3️⃣ Online Testing Tools
| Vehicle | Description |
|---|---|
| SSL Labs (ssllabs.com) | It grades your SSL configuration and lists weak protocols. |
| DigiCert SSL Checker | Detects intermediate certificate and installation errors. |
💻 SSL Authentication in Application Code
🐍 Python (requests)
import requests
resp = requests.get('https://api.ornek.com', timeout=10)
print(resp.status_code)
requests does validation by default. If there is an invalid certificate, it gives an error.
🟢 Node.js (axios)
const axios = require('axios');
const agent = new (require('https').Agent)({ rejectUnauthorized: true });
axios.get('https://api.ornek.com', { httpsAgent: agent })
.then(res => console.log(`Durum: ${res.status}`))
.catch(err => console.error(`Hata: ${err.message}`));
By setting rejectUnauthorized: true, SSL authentication becomes mandatory.
🧪 Self-Signed Certificates
Self-signed certificates should only be used on test or internal networks.

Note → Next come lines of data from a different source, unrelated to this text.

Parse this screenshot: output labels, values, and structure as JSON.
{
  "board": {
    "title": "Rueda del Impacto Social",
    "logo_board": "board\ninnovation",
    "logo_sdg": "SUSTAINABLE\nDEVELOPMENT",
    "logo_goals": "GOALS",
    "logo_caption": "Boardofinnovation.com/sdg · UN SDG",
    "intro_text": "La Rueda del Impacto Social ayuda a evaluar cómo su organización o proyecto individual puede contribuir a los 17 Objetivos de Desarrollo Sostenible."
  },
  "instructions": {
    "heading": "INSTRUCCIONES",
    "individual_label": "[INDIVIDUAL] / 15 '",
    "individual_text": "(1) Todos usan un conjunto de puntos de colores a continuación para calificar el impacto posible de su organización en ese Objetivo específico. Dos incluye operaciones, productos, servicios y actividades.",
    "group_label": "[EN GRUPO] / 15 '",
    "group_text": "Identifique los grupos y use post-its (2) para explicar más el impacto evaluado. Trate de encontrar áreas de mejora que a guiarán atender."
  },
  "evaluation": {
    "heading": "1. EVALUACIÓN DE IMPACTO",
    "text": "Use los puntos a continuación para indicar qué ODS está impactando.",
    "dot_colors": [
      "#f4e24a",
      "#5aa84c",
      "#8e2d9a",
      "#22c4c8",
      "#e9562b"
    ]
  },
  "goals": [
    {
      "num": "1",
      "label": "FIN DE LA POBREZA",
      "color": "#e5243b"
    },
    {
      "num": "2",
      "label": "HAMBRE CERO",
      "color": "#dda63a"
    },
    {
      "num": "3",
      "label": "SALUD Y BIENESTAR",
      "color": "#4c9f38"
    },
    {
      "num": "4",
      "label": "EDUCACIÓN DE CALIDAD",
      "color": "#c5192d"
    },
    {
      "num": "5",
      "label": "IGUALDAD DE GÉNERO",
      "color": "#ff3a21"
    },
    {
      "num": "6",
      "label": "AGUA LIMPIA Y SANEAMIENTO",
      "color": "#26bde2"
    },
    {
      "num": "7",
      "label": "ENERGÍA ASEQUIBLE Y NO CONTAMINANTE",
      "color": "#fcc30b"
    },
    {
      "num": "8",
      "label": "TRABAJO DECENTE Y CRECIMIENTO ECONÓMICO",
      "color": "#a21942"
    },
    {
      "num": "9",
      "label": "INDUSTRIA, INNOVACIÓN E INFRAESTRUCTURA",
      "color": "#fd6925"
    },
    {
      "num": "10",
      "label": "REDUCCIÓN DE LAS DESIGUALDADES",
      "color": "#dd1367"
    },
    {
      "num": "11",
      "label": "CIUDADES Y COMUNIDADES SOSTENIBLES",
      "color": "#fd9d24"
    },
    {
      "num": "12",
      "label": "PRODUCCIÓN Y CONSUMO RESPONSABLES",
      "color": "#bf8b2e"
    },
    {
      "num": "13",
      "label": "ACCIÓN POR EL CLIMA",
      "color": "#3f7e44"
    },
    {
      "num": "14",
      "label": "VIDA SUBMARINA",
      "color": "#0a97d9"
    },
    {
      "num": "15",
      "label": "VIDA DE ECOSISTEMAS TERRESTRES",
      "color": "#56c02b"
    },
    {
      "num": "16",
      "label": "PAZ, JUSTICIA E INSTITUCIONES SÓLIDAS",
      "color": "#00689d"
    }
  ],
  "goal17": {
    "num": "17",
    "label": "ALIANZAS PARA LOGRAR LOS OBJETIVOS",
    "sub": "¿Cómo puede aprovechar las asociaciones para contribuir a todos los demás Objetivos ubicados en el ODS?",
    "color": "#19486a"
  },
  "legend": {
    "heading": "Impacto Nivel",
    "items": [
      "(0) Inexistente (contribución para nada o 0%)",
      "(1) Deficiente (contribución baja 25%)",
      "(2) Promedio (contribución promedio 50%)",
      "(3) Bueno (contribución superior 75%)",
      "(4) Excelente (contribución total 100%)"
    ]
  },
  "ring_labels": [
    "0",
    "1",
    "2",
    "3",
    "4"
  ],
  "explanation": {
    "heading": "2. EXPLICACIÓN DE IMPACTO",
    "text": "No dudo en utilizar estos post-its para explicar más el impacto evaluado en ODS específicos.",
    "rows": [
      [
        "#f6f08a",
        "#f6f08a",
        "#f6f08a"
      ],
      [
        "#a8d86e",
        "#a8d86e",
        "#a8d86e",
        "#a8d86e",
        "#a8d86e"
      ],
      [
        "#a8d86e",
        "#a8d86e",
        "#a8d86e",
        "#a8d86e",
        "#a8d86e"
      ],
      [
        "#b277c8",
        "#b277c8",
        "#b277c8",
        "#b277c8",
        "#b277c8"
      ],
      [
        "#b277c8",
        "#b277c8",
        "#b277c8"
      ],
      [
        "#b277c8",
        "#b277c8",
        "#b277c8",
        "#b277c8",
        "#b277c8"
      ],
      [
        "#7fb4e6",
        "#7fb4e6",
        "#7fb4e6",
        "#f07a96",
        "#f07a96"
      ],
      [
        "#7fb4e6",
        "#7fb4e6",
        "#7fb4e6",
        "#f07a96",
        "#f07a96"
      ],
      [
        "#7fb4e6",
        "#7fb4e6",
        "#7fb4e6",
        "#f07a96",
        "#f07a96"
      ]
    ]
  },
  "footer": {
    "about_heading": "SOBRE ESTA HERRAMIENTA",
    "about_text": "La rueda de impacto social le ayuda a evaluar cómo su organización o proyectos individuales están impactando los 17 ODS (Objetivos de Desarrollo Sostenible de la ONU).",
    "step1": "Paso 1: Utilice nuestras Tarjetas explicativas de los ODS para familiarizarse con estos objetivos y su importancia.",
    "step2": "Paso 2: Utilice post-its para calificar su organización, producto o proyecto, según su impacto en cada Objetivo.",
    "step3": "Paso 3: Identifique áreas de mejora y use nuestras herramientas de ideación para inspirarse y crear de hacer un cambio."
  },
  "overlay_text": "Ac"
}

| Status | Safe Approach |
|---|---|
| Production Environment | Never use it, get a certificate from a trusted CA. |
| Test Environment | Add the certificate to the system trust store. |
| Management | Check period and cancellation status regularly. |
🧠 Best Practices for SSL Verification
| Application | Description |
|---|---|
| Use trusted CA | Get a certificate from Let's Encrypt or commercial CAs. |
| Offer full chain | Add the fullchain.pem file to the Nginx/Apache configuration. |
| Automatic renewal | Automate renewal with certbot renew --quiet. |
| Use TLS 1.2+ | Turn off older SSL 3.0/TLS 1.0 versions. |
| Add security headers | Add HTTP headers such as HSTS, CSP. |
🚫 Common Mistakes
| Error | Effect | Solution |
|---|---|---|
| Disabling verification | Makes it vulnerable to MITM attacks | Never use verify=False |
| Incorrect system time | Certificate appears invalid | Perform NTP synchronization |
| Missing Interim Certificate | CERTIFICATE_VERIFY_FAILED error | Full load chain |
| Domain name incompatibility | “Domain does not match” error | Fix CN/SAN values |
| Skip Revocation check | Revoked certificates appear valid | Enable OCSP stapling |
❓ Frequently Asked Questions (FAQ)
1. Why is SSL verification important?
It proves that the user is connecting to the correct server, preventing MITM attacks.
2. What is the difference between SSL authentication and encryption?
Authentication identity provides cryptographic confidentiality. Trust is not complete without one.
3. What causes SSL: CERTIFICATE_VERIFY_FAILED error?
The certificate may have expired, the chain is missing, or the domain name may be incorrect.
4. Is it safe to turn off validation in curl or Python?
No. It completely eliminates security. Fix the error instead.
5. What are the best testing tools?
openssl, curl -v, SSL Labs, DigiCert Checker.
##🏁 Conclusion SSL/TLS authentication not only encrypts data but also provides trust. Configuring your server's certificates correctly is important for both user security and SEO ranking.
🌩️ You can easily configure SSL verification on GenixNode and automatically renew your certificates.